Dani Shapiro is a writer and bestselling author of five novels and four memoirs. Her latest memoir "Hourglass" explores her 20-year marriage. Here, she shares what she learned during the writing process.
When I set out to write a memoir about my marriage, I was most interested in what keeps a couple together over time, growing towards, away and alongside one another. After all, we all grow and develop at different rates and in different ways.
Here are some things I learned while writing this book:
It would seem to go without saying, but so often we’re unkind — or secretly judgmental — to our spouses. He’s gained a little weight? You don’t like the way he clears his throat? (Did he always do that?)
How about, instead, looking at one another with compassion? You’re traveling down this road together. My husband and I dealt with a very sick child, early in our marriage. The fact that we were kind to one another during that terrifying time is something that deeply bonded us together. Which brings me to my next point...
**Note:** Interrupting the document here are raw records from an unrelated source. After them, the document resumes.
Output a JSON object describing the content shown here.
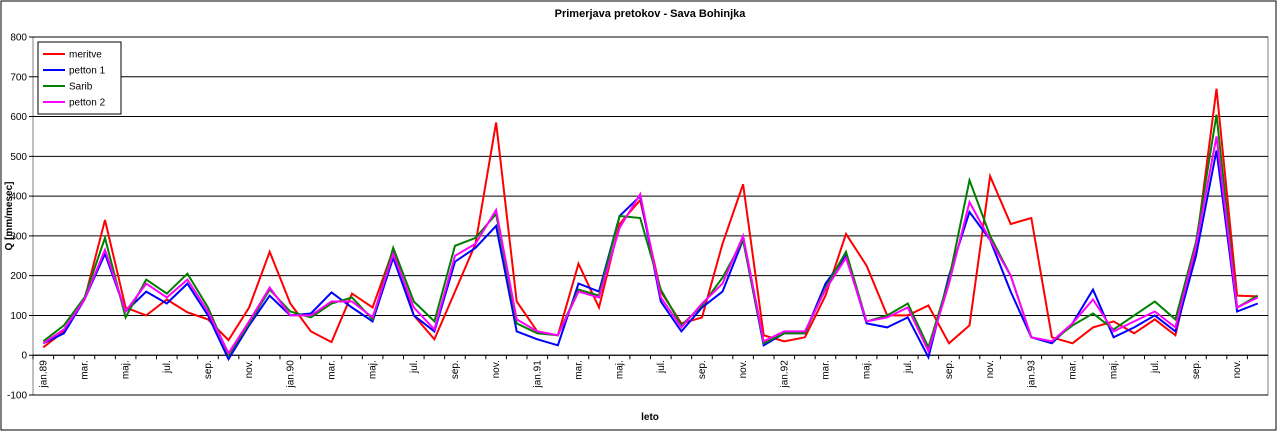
{
  "chart_data": {
    "type": "line",
    "title": "Primerjava pretokov - Sava Bohinjka",
    "xlabel": "leto",
    "ylabel": "Q [mm/mesec]",
    "categories": [
      "jan.89",
      null,
      "mar.",
      null,
      "maj.",
      null,
      "jul.",
      null,
      "sep.",
      null,
      "nov.",
      null,
      "jan.90",
      null,
      "mar.",
      null,
      "maj.",
      null,
      "jul.",
      null,
      "sep.",
      null,
      "nov.",
      null,
      "jan.91",
      null,
      "mar.",
      null,
      "maj.",
      null,
      "jul.",
      null,
      "sep.",
      null,
      "nov.",
      null,
      "jan.92",
      null,
      "mar.",
      null,
      "maj.",
      null,
      "jul.",
      null,
      "sep.",
      null,
      "nov.",
      null,
      "jan.93",
      null,
      "mar.",
      null,
      "maj.",
      null,
      "jul.",
      null,
      "sep.",
      null,
      "nov.",
      null
    ],
    "series": [
      {
        "name": "meritve",
        "color": "#ff0000",
        "values": [
          20,
          60,
          140,
          340,
          120,
          100,
          140,
          108,
          90,
          38,
          120,
          260,
          130,
          60,
          33,
          155,
          120,
          265,
          100,
          40,
          160,
          280,
          585,
          135,
          60,
          50,
          230,
          120,
          330,
          390,
          160,
          80,
          95,
          280,
          430,
          50,
          35,
          45,
          150,
          305,
          225,
          100,
          100,
          125,
          30,
          75,
          450,
          330,
          345,
          45,
          30,
          70,
          85,
          55,
          90,
          50,
          270,
          670,
          150,
          148
        ]
      },
      {
        "name": "petton 1",
        "color": "#0000ff",
        "values": [
          30,
          55,
          140,
          255,
          110,
          160,
          130,
          180,
          100,
          -10,
          75,
          150,
          100,
          105,
          158,
          120,
          85,
          245,
          100,
          60,
          235,
          270,
          325,
          60,
          40,
          25,
          180,
          160,
          350,
          400,
          135,
          60,
          120,
          160,
          290,
          25,
          55,
          55,
          180,
          250,
          80,
          70,
          95,
          -5,
          200,
          360,
          290,
          160,
          45,
          30,
          80,
          165,
          45,
          70,
          100,
          60,
          250,
          515,
          110,
          130
        ]
      },
      {
        "name": "Sarib",
        "color": "#008000",
        "values": [
          35,
          75,
          145,
          295,
          95,
          190,
          155,
          205,
          120,
          0,
          80,
          165,
          110,
          95,
          130,
          145,
          90,
          270,
          135,
          85,
          275,
          295,
          355,
          80,
          55,
          50,
          165,
          150,
          350,
          345,
          165,
          75,
          125,
          195,
          290,
          30,
          55,
          55,
          170,
          260,
          85,
          100,
          130,
          20,
          190,
          440,
          300,
          200,
          45,
          35,
          75,
          105,
          65,
          100,
          135,
          90,
          285,
          605,
          120,
          150
        ]
      },
      {
        "name": "petton 2",
        "color": "#ff00ff",
        "values": [
          30,
          65,
          140,
          265,
          110,
          180,
          145,
          190,
          110,
          5,
          85,
          170,
          100,
          100,
          135,
          135,
          95,
          255,
          120,
          65,
          250,
          280,
          365,
          90,
          60,
          50,
          160,
          145,
          320,
          405,
          145,
          70,
          130,
          180,
          300,
          35,
          60,
          60,
          165,
          245,
          85,
          95,
          120,
          10,
          180,
          385,
          290,
          200,
          45,
          35,
          80,
          140,
          60,
          85,
          110,
          70,
          275,
          550,
          120,
          145
        ]
      }
    ],
    "ylim": [
      -100,
      800
    ],
    "yticks": [
      -100,
      0,
      100,
      200,
      300,
      400,
      500,
      600,
      700,
      800
    ],
    "grid": true,
    "legend": "upper-left"
  }
}
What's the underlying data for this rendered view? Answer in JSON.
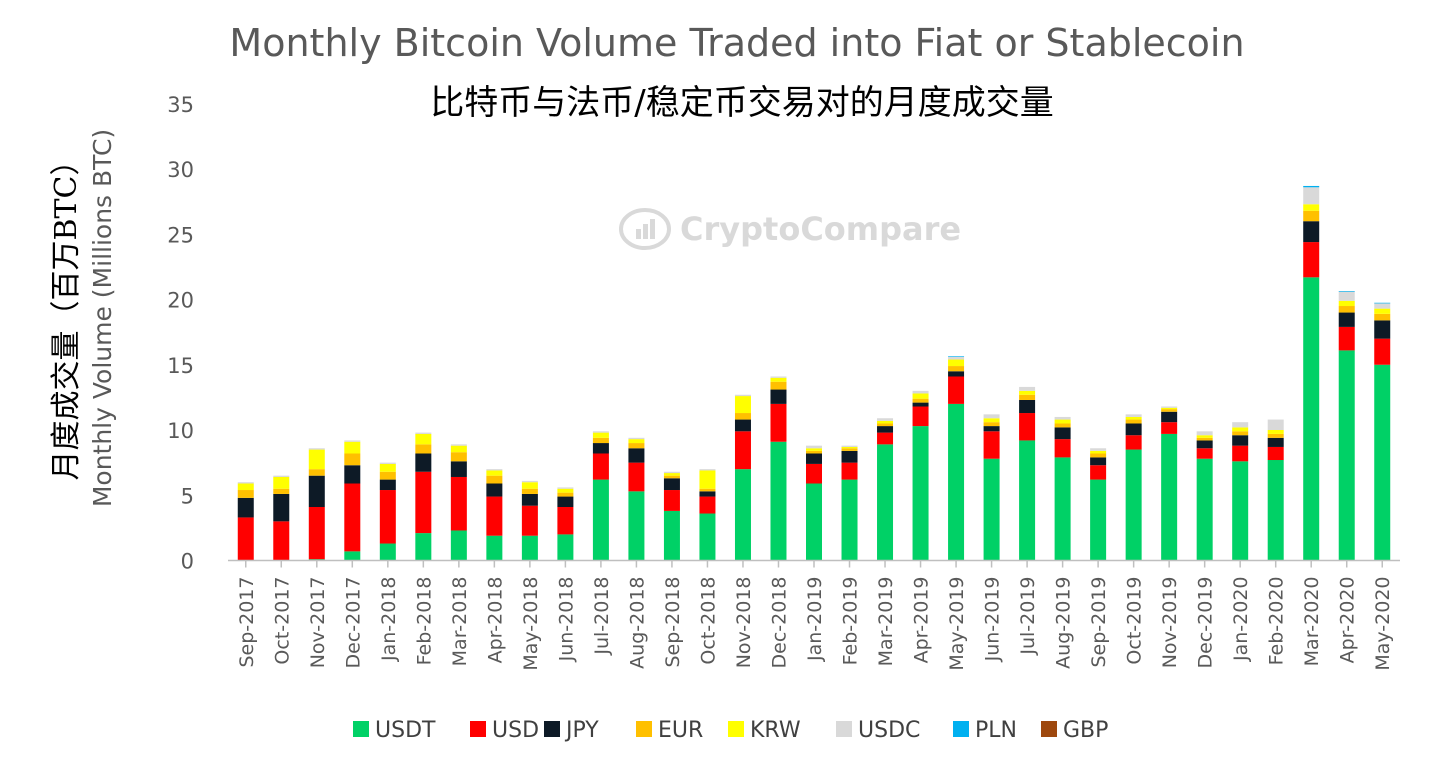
{
  "chart_data": {
    "type": "bar",
    "stacked": true,
    "title": "Monthly Bitcoin Volume Traded into Fiat or Stablecoin",
    "subtitle": "比特币与法币/稳定币交易对的月度成交量",
    "ylabel_cn": "月度成交量（百万BTC）",
    "ylabel": "Monthly Volume (Millions BTC)",
    "ylim": [
      0,
      35
    ],
    "yticks": [
      0,
      5,
      10,
      15,
      20,
      25,
      30,
      35
    ],
    "watermark": "CryptoCompare",
    "legend_position": "bottom",
    "categories": [
      "Sep-2017",
      "Oct-2017",
      "Nov-2017",
      "Dec-2017",
      "Jan-2018",
      "Feb-2018",
      "Mar-2018",
      "Apr-2018",
      "May-2018",
      "Jun-2018",
      "Jul-2018",
      "Aug-2018",
      "Sep-2018",
      "Oct-2018",
      "Nov-2018",
      "Dec-2018",
      "Jan-2019",
      "Feb-2019",
      "Mar-2019",
      "Apr-2019",
      "May-2019",
      "Jun-2019",
      "Jul-2019",
      "Aug-2019",
      "Sep-2019",
      "Oct-2019",
      "Nov-2019",
      "Dec-2019",
      "Jan-2020",
      "Feb-2020",
      "Mar-2020",
      "Apr-2020",
      "May-2020"
    ],
    "series": [
      {
        "name": "USDT",
        "color": "#00d166",
        "values": [
          0,
          0,
          0.1,
          0.7,
          1.3,
          2.1,
          2.3,
          1.9,
          1.9,
          2.0,
          6.2,
          5.3,
          3.8,
          3.6,
          7.0,
          9.1,
          5.9,
          6.2,
          8.9,
          10.3,
          12.0,
          7.8,
          9.2,
          7.9,
          6.2,
          8.5,
          9.7,
          7.8,
          7.6,
          7.7,
          21.7,
          16.1,
          15.0
        ]
      },
      {
        "name": "USD",
        "color": "#ff0000",
        "values": [
          3.3,
          3.0,
          4.0,
          5.2,
          4.1,
          4.7,
          4.1,
          3.0,
          2.3,
          2.1,
          2.0,
          2.2,
          1.6,
          1.3,
          2.9,
          2.9,
          1.5,
          1.3,
          0.9,
          1.5,
          2.1,
          2.1,
          2.1,
          1.4,
          1.1,
          1.1,
          0.9,
          0.8,
          1.2,
          1.0,
          2.7,
          1.8,
          2.0
        ]
      },
      {
        "name": "JPY",
        "color": "#0d1a26",
        "values": [
          1.5,
          2.1,
          2.4,
          1.4,
          0.8,
          1.4,
          1.2,
          1.0,
          0.9,
          0.8,
          0.8,
          1.1,
          0.9,
          0.4,
          0.9,
          1.1,
          0.8,
          0.9,
          0.5,
          0.3,
          0.4,
          0.4,
          1.0,
          0.9,
          0.6,
          0.9,
          0.8,
          0.6,
          0.8,
          0.7,
          1.6,
          1.1,
          1.4
        ]
      },
      {
        "name": "EUR",
        "color": "#ffc000",
        "values": [
          0.6,
          0.4,
          0.5,
          0.9,
          0.6,
          0.7,
          0.7,
          0.6,
          0.4,
          0.3,
          0.4,
          0.4,
          0.2,
          0.2,
          0.5,
          0.6,
          0.2,
          0.2,
          0.2,
          0.3,
          0.4,
          0.3,
          0.4,
          0.3,
          0.3,
          0.3,
          0.2,
          0.2,
          0.3,
          0.3,
          0.8,
          0.5,
          0.5
        ]
      },
      {
        "name": "KRW",
        "color": "#ffff00",
        "values": [
          0.5,
          0.9,
          1.5,
          0.9,
          0.6,
          0.8,
          0.5,
          0.4,
          0.5,
          0.3,
          0.4,
          0.3,
          0.2,
          1.4,
          1.3,
          0.3,
          0.2,
          0.1,
          0.2,
          0.4,
          0.5,
          0.3,
          0.3,
          0.3,
          0.2,
          0.2,
          0.1,
          0.2,
          0.3,
          0.3,
          0.5,
          0.4,
          0.4
        ]
      },
      {
        "name": "USDC",
        "color": "#d9d9d9",
        "values": [
          0.1,
          0.1,
          0.1,
          0.1,
          0.1,
          0.1,
          0.1,
          0.1,
          0.1,
          0.1,
          0.1,
          0.1,
          0.1,
          0.1,
          0.1,
          0.1,
          0.2,
          0.1,
          0.2,
          0.2,
          0.2,
          0.3,
          0.3,
          0.2,
          0.2,
          0.2,
          0.1,
          0.3,
          0.4,
          0.8,
          1.3,
          0.7,
          0.4
        ]
      },
      {
        "name": "PLN",
        "color": "#00b0f0",
        "values": [
          0,
          0,
          0,
          0,
          0,
          0,
          0,
          0,
          0,
          0,
          0,
          0,
          0,
          0,
          0,
          0,
          0,
          0,
          0,
          0,
          0.05,
          0,
          0,
          0,
          0,
          0,
          0,
          0,
          0,
          0,
          0.1,
          0.05,
          0.05
        ]
      },
      {
        "name": "GBP",
        "color": "#9e480e",
        "values": [
          0,
          0,
          0,
          0,
          0,
          0,
          0,
          0,
          0,
          0,
          0,
          0,
          0,
          0,
          0,
          0,
          0,
          0,
          0,
          0,
          0,
          0,
          0,
          0,
          0,
          0,
          0,
          0,
          0,
          0,
          0,
          0,
          0
        ]
      }
    ]
  }
}
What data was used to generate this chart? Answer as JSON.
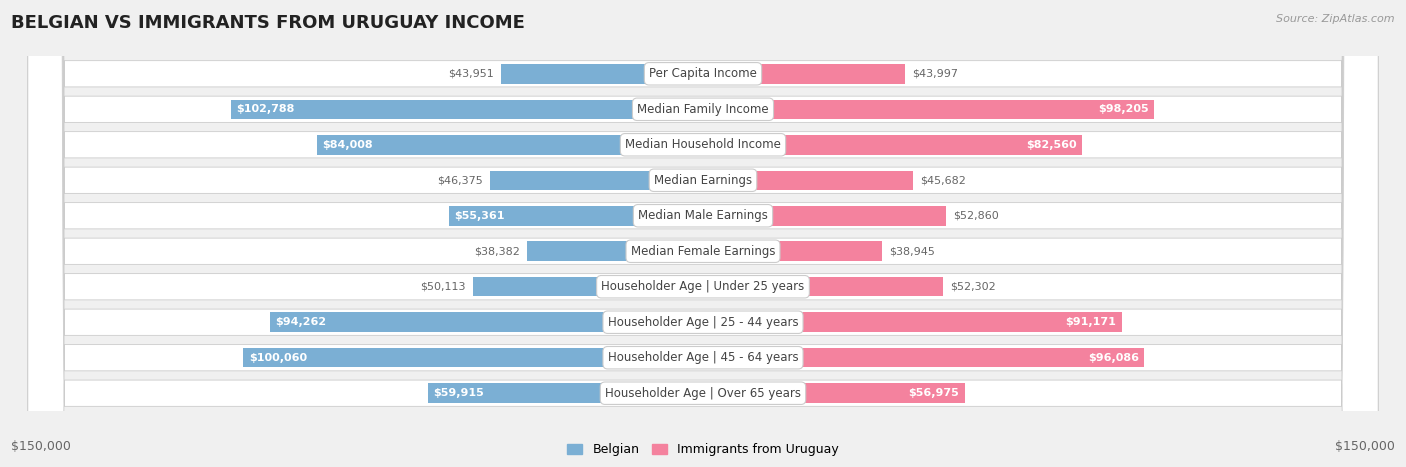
{
  "title": "BELGIAN VS IMMIGRANTS FROM URUGUAY INCOME",
  "source": "Source: ZipAtlas.com",
  "categories": [
    "Per Capita Income",
    "Median Family Income",
    "Median Household Income",
    "Median Earnings",
    "Median Male Earnings",
    "Median Female Earnings",
    "Householder Age | Under 25 years",
    "Householder Age | 25 - 44 years",
    "Householder Age | 45 - 64 years",
    "Householder Age | Over 65 years"
  ],
  "belgian_values": [
    43951,
    102788,
    84008,
    46375,
    55361,
    38382,
    50113,
    94262,
    100060,
    59915
  ],
  "uruguay_values": [
    43997,
    98205,
    82560,
    45682,
    52860,
    38945,
    52302,
    91171,
    96086,
    56975
  ],
  "belgian_labels": [
    "$43,951",
    "$102,788",
    "$84,008",
    "$46,375",
    "$55,361",
    "$38,382",
    "$50,113",
    "$94,262",
    "$100,060",
    "$59,915"
  ],
  "uruguay_labels": [
    "$43,997",
    "$98,205",
    "$82,560",
    "$45,682",
    "$52,860",
    "$38,945",
    "$52,302",
    "$91,171",
    "$96,086",
    "$56,975"
  ],
  "belgian_color": "#7bafd4",
  "uruguay_color": "#f4829e",
  "label_color_outside": "#666666",
  "label_color_inside": "#ffffff",
  "max_value": 150000,
  "background_color": "#f0f0f0",
  "row_background": "#ffffff",
  "row_border": "#cccccc",
  "legend_belgian": "Belgian",
  "legend_uruguay": "Immigrants from Uruguay",
  "axis_label_left": "$150,000",
  "axis_label_right": "$150,000",
  "inside_label_threshold": 55000,
  "title_fontsize": 13,
  "source_fontsize": 8,
  "bar_label_fontsize": 8,
  "cat_label_fontsize": 8.5
}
We often treat our friends with more care than our spouses. The strongest marriages, over the long run, are ones in which the couple are really close friends.
3. The hot potato
This is a big one. When I was writing this book, I realized that my husband often says to me, “I’ll take care of it,” about small things, and big. There was a moment in the book when things were tough at work, and he wasn’t feeling very hopeful. One night, as he lay sleeping, I looked at him and thought: “I’ll take care of it.” It’s like a hot potato that we pass back and forth between ourselves over the course of a lifetime. Who’s strong right now? Who can take care of it?
4. The third thing
Every couple needs to have a third thing, something outside of themselves that they share. For some, it’s a sport. For others, a hobby. For my husband and myself, it’s our writing, and our lives as writers. Children can be a third thing, but it’s best if they aren’t the only third thing, because then what happens when they grow up and begin lives of their own?
5. Your own language
If a couple is together over time, it means they will go through many joys and sorrows together. They will experience grief, loss, great pleasure, pride and a mutual maturing. This means that they'll develop their own language — whether they’re aware of it or not. Inside jokes, sideways glances — a knowledge of one another that no one else can share. Value and cherish this knowledge, this private language. It’s a beautiful thing to be so deeply known.
In the year I wrote "Hourglass" I learned so much about my own marriage. Perhaps most importantly, I learned that many of the ways my husband and I are different — which have sometimes been a source of conflict — are also a source of tremendous growth. Over twenty years, we have pushed each other to develop new muscles, to each become the best version of ourselves — not who we want each other to be, but who we are.